I've got answering services: call answering, call forwarding, voicemail, or auto-reply text and email.
So I'm immediately available and burning the candle at both ends.
Yet we're not as bright as we think we are.
We’ve overloaded our lives and lost control.
I'm actually going to use a computer illustration: you may know that when you have too many applications running at the same time, it uses up near all your memory and processor power.
The computer will end up crawling or even totally freeze up as you try your multitasking skills on the computer.
And sometimes all you can do is shut it off (if ending tasks and killing processes doesn’t work).
But that's what's happened.
We've become so busy that we slow down anything meaningful until we shutdown!
Have you ever heard of a heart attack that is a heart beating too fast?
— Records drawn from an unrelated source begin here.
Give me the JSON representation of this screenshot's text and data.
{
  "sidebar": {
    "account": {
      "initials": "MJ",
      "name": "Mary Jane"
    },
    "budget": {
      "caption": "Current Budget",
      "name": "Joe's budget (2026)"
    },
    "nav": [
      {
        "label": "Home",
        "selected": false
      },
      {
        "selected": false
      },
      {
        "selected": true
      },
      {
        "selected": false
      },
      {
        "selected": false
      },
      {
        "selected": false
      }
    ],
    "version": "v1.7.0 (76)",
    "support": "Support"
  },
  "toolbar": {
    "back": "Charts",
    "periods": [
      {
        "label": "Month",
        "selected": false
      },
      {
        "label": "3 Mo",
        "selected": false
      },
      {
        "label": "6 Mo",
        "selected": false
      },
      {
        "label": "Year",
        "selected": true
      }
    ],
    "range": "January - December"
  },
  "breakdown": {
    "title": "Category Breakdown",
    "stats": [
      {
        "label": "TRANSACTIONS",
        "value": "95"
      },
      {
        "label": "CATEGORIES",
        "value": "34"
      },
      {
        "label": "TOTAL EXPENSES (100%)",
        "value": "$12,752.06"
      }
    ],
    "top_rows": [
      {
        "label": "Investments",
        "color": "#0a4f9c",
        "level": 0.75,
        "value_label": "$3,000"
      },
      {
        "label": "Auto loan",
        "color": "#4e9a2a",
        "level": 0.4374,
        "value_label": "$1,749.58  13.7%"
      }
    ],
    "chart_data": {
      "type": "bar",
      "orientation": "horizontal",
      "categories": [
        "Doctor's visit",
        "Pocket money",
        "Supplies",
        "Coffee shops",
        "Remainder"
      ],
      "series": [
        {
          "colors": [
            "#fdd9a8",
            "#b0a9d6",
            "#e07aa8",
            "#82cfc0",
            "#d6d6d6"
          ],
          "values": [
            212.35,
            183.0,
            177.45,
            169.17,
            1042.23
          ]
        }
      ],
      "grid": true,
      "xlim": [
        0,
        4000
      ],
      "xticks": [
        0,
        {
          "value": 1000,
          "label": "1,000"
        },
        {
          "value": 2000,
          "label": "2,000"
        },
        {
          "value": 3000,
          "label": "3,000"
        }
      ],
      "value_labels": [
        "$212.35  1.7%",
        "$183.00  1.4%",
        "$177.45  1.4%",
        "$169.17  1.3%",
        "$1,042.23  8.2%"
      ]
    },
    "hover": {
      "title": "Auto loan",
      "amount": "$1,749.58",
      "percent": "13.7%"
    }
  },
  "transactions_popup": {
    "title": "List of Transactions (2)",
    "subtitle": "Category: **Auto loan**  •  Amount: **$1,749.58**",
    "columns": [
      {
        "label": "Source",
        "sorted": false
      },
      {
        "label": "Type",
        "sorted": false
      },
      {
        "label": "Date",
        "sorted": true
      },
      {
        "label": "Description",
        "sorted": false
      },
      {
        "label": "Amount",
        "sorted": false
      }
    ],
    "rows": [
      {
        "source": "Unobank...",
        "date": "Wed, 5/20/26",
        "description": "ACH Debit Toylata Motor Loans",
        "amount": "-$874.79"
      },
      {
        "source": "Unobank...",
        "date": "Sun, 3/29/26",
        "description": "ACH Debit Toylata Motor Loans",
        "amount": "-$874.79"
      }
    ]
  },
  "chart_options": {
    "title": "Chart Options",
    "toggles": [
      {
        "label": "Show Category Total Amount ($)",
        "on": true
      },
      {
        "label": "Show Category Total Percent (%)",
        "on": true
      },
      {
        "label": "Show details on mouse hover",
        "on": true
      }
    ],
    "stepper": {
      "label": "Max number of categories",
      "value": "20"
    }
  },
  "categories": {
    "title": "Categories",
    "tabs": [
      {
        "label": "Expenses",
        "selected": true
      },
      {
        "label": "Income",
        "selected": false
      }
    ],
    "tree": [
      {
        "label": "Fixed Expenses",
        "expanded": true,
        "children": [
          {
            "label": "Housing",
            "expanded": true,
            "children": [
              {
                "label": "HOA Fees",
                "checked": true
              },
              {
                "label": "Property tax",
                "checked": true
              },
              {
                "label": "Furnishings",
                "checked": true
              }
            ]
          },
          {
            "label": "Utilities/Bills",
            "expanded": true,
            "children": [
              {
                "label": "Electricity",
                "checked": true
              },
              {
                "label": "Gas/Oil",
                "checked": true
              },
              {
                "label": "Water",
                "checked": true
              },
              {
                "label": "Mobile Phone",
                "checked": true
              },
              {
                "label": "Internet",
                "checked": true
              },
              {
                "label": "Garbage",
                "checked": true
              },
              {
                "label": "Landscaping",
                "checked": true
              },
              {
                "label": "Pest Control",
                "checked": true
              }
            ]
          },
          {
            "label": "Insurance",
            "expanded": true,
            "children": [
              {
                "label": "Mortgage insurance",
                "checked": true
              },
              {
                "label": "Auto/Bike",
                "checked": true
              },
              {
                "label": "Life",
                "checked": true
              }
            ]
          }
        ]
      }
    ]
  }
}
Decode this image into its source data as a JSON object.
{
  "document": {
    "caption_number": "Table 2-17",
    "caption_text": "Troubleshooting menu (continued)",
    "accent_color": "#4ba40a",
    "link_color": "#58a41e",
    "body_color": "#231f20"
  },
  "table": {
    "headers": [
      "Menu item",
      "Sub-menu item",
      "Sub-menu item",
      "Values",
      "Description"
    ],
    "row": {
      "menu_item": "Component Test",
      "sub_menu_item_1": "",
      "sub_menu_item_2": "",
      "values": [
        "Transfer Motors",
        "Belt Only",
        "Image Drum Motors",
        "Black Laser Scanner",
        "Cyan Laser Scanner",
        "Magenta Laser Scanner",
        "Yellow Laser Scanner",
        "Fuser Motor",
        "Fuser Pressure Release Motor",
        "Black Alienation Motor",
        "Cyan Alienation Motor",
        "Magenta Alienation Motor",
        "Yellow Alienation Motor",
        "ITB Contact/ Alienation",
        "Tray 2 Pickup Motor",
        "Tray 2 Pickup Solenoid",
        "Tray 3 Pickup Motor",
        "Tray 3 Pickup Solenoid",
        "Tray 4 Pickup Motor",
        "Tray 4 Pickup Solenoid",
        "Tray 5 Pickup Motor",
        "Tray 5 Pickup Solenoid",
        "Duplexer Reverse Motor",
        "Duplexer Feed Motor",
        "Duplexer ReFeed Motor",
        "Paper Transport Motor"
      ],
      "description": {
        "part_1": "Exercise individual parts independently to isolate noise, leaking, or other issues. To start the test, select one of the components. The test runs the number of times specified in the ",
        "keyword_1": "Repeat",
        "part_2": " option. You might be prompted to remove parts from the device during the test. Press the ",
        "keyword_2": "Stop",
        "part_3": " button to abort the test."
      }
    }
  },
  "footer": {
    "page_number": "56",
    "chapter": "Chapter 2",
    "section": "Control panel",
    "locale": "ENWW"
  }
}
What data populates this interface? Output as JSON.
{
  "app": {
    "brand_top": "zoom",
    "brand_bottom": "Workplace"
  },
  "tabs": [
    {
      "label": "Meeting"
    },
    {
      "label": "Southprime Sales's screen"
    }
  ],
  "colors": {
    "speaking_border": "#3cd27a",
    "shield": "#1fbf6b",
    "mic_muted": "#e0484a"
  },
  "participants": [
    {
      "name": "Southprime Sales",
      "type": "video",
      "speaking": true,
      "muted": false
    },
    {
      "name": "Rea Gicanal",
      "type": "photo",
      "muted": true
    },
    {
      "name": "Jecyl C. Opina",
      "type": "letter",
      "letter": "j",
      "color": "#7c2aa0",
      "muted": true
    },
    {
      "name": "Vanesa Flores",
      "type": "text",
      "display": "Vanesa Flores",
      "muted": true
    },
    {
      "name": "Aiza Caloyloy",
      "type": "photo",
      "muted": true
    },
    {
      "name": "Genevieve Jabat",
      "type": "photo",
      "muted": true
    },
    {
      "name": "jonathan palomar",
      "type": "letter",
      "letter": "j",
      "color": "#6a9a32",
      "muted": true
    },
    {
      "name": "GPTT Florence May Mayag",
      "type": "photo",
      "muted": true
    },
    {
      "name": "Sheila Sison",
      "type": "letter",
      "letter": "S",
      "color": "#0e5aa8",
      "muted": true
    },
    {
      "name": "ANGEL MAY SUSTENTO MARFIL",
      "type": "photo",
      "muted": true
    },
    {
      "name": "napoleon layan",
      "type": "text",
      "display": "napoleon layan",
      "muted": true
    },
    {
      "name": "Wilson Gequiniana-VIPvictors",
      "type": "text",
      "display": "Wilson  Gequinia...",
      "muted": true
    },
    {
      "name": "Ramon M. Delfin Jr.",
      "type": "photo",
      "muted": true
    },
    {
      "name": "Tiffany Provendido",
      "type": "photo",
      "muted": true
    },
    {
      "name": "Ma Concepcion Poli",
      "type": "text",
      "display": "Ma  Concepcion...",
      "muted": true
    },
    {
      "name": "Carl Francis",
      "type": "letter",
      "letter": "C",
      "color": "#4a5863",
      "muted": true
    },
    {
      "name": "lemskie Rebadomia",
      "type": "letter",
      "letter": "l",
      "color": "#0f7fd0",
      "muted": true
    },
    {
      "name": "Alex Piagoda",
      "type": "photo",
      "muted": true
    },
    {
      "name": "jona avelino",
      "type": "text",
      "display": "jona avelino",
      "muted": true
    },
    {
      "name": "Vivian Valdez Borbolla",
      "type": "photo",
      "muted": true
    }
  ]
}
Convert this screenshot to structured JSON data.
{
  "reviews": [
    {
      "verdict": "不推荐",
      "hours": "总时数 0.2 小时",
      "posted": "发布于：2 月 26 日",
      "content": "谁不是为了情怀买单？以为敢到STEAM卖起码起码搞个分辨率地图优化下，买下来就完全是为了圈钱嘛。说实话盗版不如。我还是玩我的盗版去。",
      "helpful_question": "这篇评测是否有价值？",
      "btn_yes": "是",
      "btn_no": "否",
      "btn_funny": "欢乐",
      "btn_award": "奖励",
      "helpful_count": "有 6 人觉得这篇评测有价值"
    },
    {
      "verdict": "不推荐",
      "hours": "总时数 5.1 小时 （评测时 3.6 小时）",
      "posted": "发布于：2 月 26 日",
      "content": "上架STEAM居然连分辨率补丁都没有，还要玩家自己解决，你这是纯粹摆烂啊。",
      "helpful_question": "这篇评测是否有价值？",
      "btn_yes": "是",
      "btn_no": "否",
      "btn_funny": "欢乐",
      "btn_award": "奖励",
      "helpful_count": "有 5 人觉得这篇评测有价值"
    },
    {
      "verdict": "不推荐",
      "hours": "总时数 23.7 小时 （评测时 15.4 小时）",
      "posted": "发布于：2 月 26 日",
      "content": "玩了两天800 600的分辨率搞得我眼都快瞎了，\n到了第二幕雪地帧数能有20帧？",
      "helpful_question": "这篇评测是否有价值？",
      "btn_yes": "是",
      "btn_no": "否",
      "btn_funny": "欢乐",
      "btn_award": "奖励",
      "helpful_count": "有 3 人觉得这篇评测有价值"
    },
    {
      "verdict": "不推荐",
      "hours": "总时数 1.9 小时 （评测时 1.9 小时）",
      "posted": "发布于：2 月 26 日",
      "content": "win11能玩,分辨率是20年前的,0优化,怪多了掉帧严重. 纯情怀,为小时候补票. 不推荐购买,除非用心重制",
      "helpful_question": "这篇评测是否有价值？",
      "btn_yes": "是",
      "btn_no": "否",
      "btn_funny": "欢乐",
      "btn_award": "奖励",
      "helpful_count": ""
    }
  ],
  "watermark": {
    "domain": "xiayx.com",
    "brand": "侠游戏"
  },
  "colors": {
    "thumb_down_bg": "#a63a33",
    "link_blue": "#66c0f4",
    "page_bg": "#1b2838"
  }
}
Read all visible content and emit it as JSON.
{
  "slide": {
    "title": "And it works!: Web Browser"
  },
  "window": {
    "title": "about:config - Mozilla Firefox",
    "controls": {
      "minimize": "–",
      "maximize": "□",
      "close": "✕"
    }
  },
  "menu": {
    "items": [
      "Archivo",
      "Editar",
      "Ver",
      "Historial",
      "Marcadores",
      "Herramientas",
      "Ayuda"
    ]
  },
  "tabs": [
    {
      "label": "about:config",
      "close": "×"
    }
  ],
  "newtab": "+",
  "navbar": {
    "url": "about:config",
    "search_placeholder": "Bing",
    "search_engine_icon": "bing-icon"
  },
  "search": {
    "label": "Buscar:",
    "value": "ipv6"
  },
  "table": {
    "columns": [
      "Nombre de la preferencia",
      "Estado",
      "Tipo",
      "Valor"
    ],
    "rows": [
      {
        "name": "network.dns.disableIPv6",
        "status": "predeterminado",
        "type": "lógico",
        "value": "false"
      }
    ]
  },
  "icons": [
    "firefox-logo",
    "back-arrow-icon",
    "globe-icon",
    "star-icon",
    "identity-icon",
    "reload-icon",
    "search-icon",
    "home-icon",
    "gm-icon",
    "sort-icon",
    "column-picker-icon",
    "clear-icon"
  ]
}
I've always thought a heart attack was just when your heart stops/quits.
Apparently there is a type of heart attack called arrhythmia where your heart doesn’t slow down.
What happens in arrhythmia is your heart beats so fast that can’t pump any blood.
It'll start racing way too fast.
For most, a normal resting heart rate is 60 to at most 100 beats per minute, but the fastest human ventricular rate reported to date is 480 beats per minute.
Your heart is then going so fast it can't pump the blood.
And of course you can die.
So one treatment is that they shock you and put you on a defibrillator.
In fact, you can wear it on your side and put it by your heart so that every time your heart begin to race, this portable defibrillator shocks your heart.
That's what this verse is like.
Some of you, like I've been so many times in my life, running so fast and so furiously, doing so many things, so filled with activity, God is shocking you this morning with this command: Be still.
YHWH wants to get your attention.
You wonder how Christ in his ministry was never in a hurry.
I mean if you were to give me an agenda for the next 3.5 years and say you have all of this to get done in 3 and a half years, I think I’d say, “where do I begin?”
I’d probably begin in a frantic pace trying to get all accomplished but we’d never find Christ that way.
I mean can you picture it.
“Would you guys just get in the boat right now? We’ve got to get on the other side of the sea--we should have been there yesterday!
There are ten lepers I needed to heal and now we’ve just missed them!”
Now I can see myself doing that.
A lot of people do that.
But Christ never did that.
But in reality, what we'd become is a hurried, frustrated, impatient, angry, tired, worn out, embittered people who are unable to sit still.
We are like the proverbial hamster, running on the wheel going fast, but going nowhere.
But think really, what a strategy for satan.
He knows he may not get you to commit some horrendous sin to disqualify you.
He knows that he may not be able to tempt you with laziness.
But he will kill you a spiritual arrhythmia.
He's going to let you be so busy and tempt you to go do more good things so your life becomes a mile wide and a fourth inch deep in order that there's no depth to your life, no relationship with the Lord.
Make no mistake about the fact that satan is alive and well and attacking us at Grace!
But YHWH knows!
He knows this and calls us to be still, to trust, to love.
We see the verse is a call to a people of activity.
People on the run.
But not only is it a call to people of activity it's a call to people in futility.
If you look at the words: “be still”.
A literal translation of the Hebrew here is: “cease your striving.”PAUSE
AND SAY IT AGAIN.a
You know what that means?
It's really an attack on the “make it happen” mentality.
That's the age we live in.
You get on an airplane, you see all the cups you can buy, all the posters you can buy “make it happen.”
We are so prone to do God's work in the energy of the flesh and the problem is we never see it.
We never realize what's taking place.
It's almost like a drug--the activity.